Let us not forget that Apple had to purchase Authentec for $356m in order to obtain the underlying technology needed to create TouchID in the first place. On top of that were the presumably significant investment costs to perfect and bring to market that nascent technology. If we then add in the costs of creating Apple Pay, it’s easy to see that it might have cost well in excess of $0.5bn to make Apple Pay happen. I don’t think that is the sort of money that banks are typically investing in their innovation programmes.

Apple Pay is the fruition of a very ambitious goal, the creation of new innovations like Tokenisation and TouchID across several industries and a very complex set of coordinated deliveries over several years. I think it’s fair to say that Apple isn’t playing at this.

For those that ask “why could the banks not have created their own successful mobile payment solution?”, the answer is simple. They can’t.

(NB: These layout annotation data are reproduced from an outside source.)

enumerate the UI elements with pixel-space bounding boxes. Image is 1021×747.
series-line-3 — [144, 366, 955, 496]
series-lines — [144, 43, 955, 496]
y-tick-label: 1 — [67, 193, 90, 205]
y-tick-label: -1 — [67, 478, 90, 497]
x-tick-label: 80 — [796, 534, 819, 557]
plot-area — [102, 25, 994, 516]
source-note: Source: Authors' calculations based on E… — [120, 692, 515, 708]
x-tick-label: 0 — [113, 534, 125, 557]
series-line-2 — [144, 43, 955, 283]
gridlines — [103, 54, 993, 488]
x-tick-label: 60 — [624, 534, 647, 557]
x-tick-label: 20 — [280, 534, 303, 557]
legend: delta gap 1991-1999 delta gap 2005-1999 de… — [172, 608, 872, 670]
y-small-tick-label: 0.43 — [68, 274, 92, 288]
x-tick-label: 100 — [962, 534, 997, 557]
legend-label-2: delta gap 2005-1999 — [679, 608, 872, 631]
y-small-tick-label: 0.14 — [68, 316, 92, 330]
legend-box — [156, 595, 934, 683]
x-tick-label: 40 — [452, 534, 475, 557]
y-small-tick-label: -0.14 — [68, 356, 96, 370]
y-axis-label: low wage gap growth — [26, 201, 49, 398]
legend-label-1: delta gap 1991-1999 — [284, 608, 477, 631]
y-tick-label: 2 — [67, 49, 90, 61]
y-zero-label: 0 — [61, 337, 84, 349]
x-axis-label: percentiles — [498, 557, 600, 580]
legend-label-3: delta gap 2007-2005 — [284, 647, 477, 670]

Without the ability to influence the way the mobile OS and hardware interact with payments, it’s not possible to engineer the required user experience. This is why we’ve seen a proliferation of small-scale “experiments” that people like me sneered at, rather than anything significant.

Companies like Apple are also able to justify huge investments that banks would really struggle with. They can do that because they see mobile payments not as an end in itself, but as just another jigsaw-piece in the success of their wider mobile platform. And a company like Apple sees this on a global scale, whereas nearly all banks are regional players when it comes to retail payments.

The cost for traditional industries who wish to become serious digital players is higher than I think many acknowledge. Take Facebook’s urgent need to make the transition from desktop browser to mobile app - acquiring Instagram for $1bn and WhatsApp for $19bn. Or BMW, Mercedes and Volkswagon purchasing Nokia’s HERE mapping division for $2.8bn. Or Adidas purchasing runtastic for $240m. Whether purchasing mature and successful businesses (Instagram, WhatsApp, HERE) or raw technology (Authentec), the costs and business risks involved are often significant.

I find Apple’s ability to control not just its components of the solution, but also to influence and lead the required wider consortium, perhaps the most interesting lesson here. Vast arrays of retailers and banks, together with Mastercard and Visa, all needed to be influenced and coordinated to make Apple Pay happen. Banks would typically go about this kind of thing with armies of highly paid consultants and a heavy-weight “project office”. I don’t think that is how Apple did it - I’ve certainly not heard of those consultant armies. Intriguing.

Overall, it seems that creating success in mobile payments needs high ambition, deep pockets and an ability to influence all parts of the ecosystem involved - with that in mind, Apple Pay is a rather remarkable achievement. I’m not sure I see how banks can do this kind of thing on their own - which is an extraordinary statement about the role of the banking and technology industries.